House OKs tuition break for aliens

They would pay in-state rates at public colleges

March 22, 2003|By Ivan Penn | Ivan Penn,SUN STAFF

A proposal to give in-state tuition rates to undocumented immigrants who live in Maryland won approval in the House of Delegates yesterday.

In a vote of 82-51, the House passed the measure with minimal discussion. A similar bill is being debated on the Senate floor.

"This is a significant day in the state of Maryland ... and it's a big day for American immigrants," said Del. Victor C. Ramirez, a Prince George's County Democrat.

If the bill becomes law, it would give in-state tuition rates at Maryland's public colleges and universities to students who have attended public schools in the state for at least three years and graduated.

An amendment to the House bill requires those who take the benefit to promise they will apply for permanent residence when eligible.

Some lawmakers criticized the legislation because it aids people who do not have legal residency in the United States. They questioned the benefit of U.S. citizenship if people can enjoy programs and services without it.

"I don't think that's fair," Del.
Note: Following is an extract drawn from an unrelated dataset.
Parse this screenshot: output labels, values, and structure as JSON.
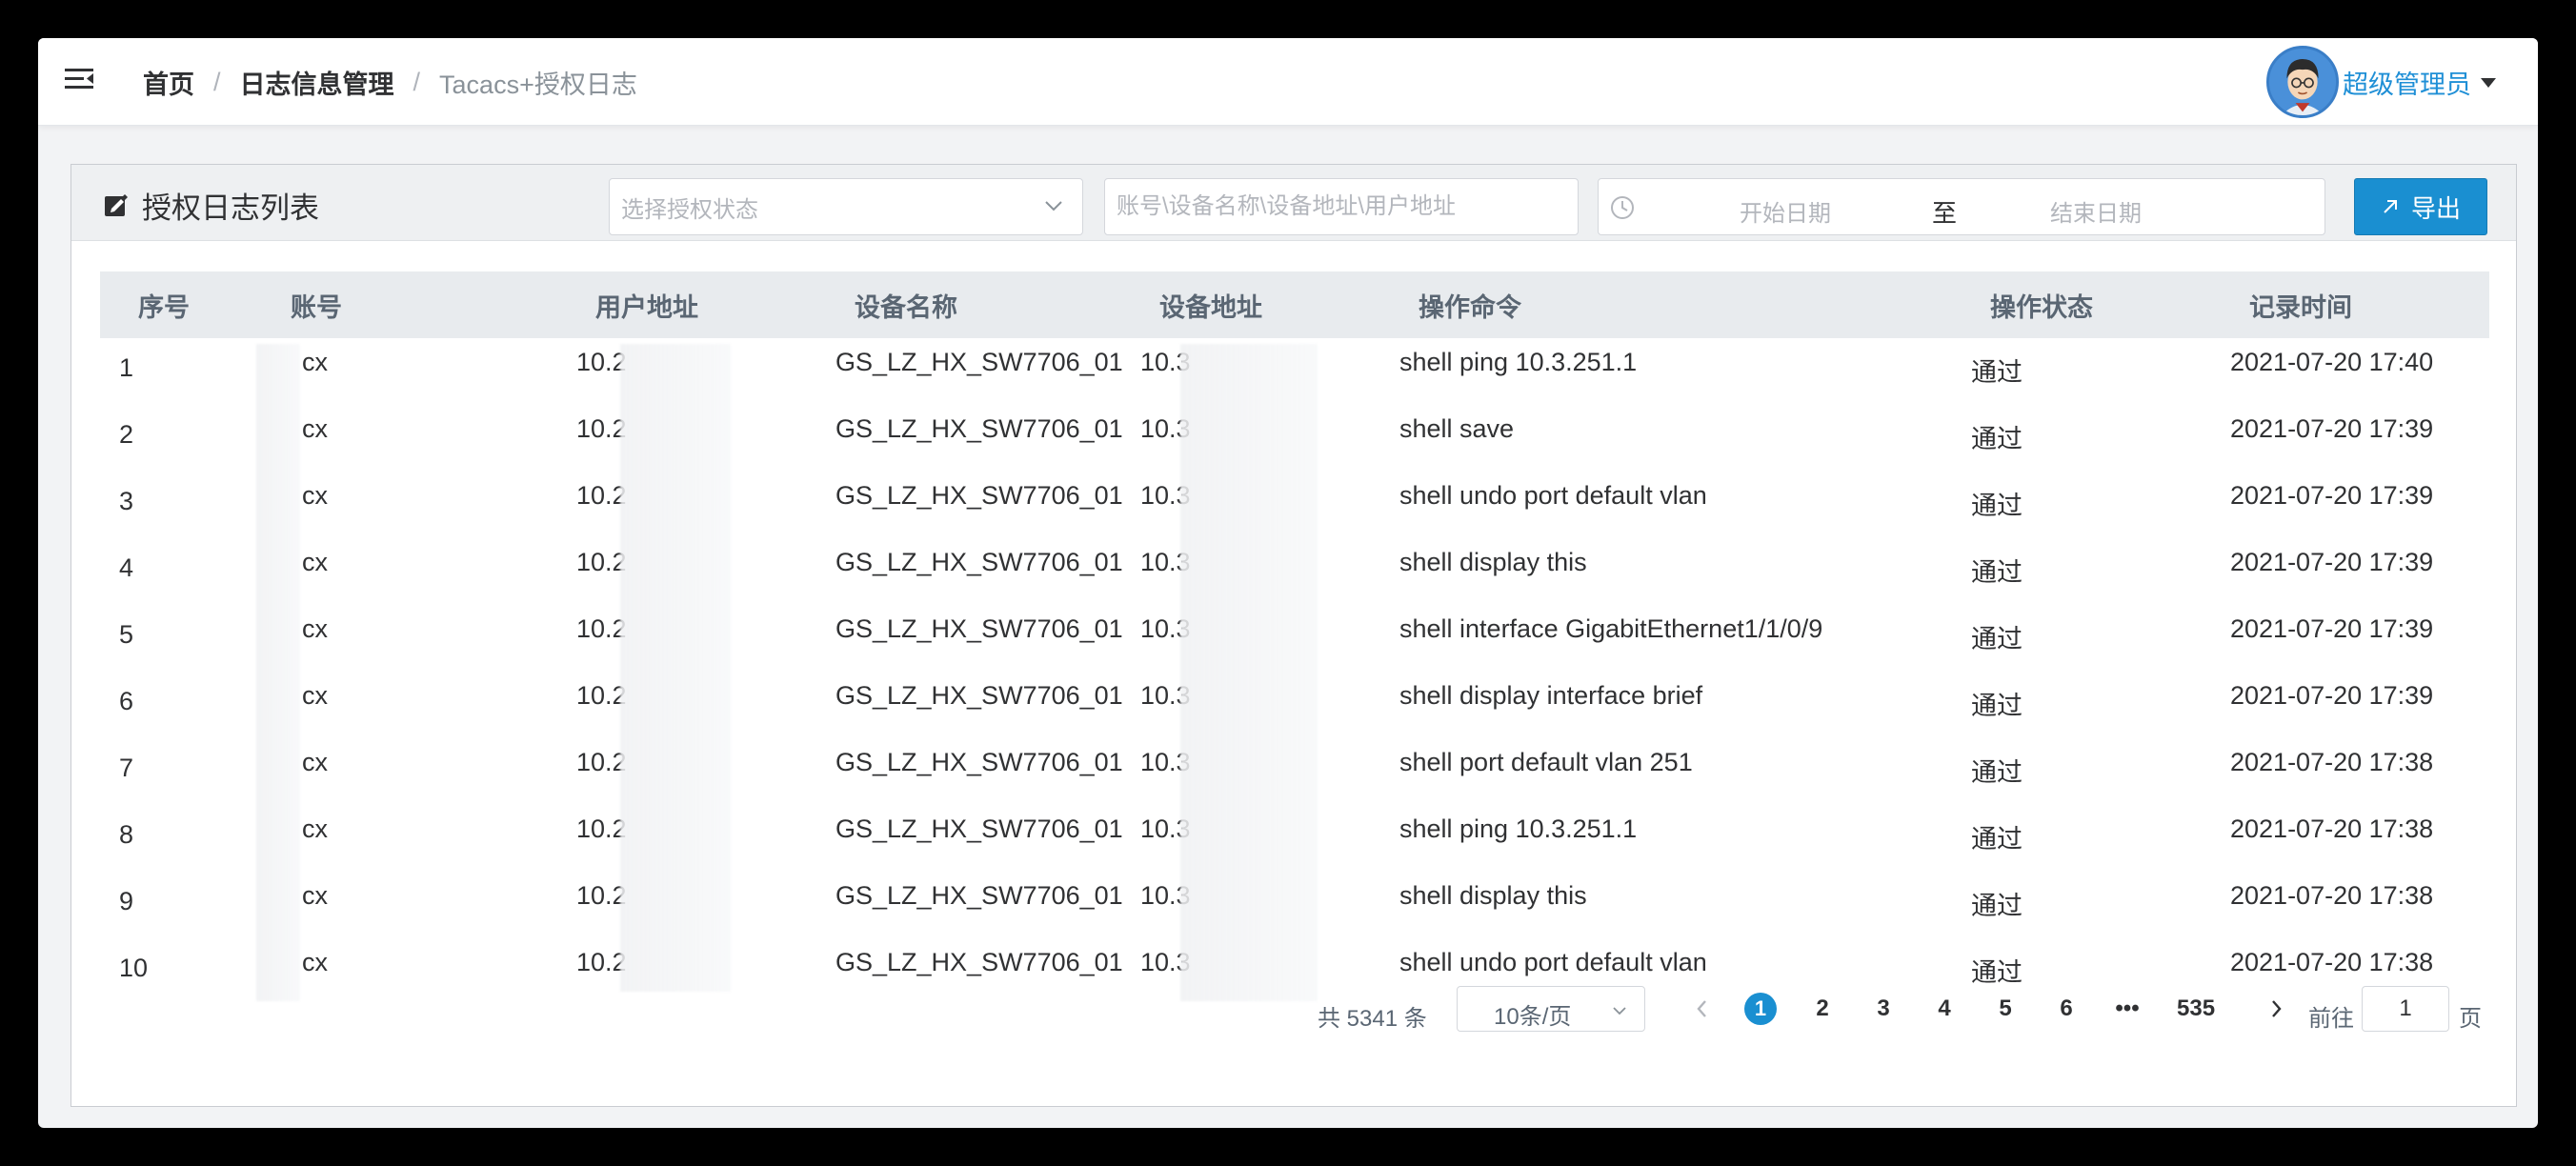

Herbert H. McMillan, an Anne Arundel County Republican, said during debate this week. "I don't think that's right. I don't think this is a good bill."

Maryland has hundreds of thousands of undocumented immigrants, many of whom came to the United States as elementary school-age children and then grew up in the state's public education system.

But because they do not have a recognized status from the government, they cannot receive in-state tuition, making it impossible for many of them to go to college. In some cases, undocumented immigrants are charged tuition rates of two or three times the in-state fees.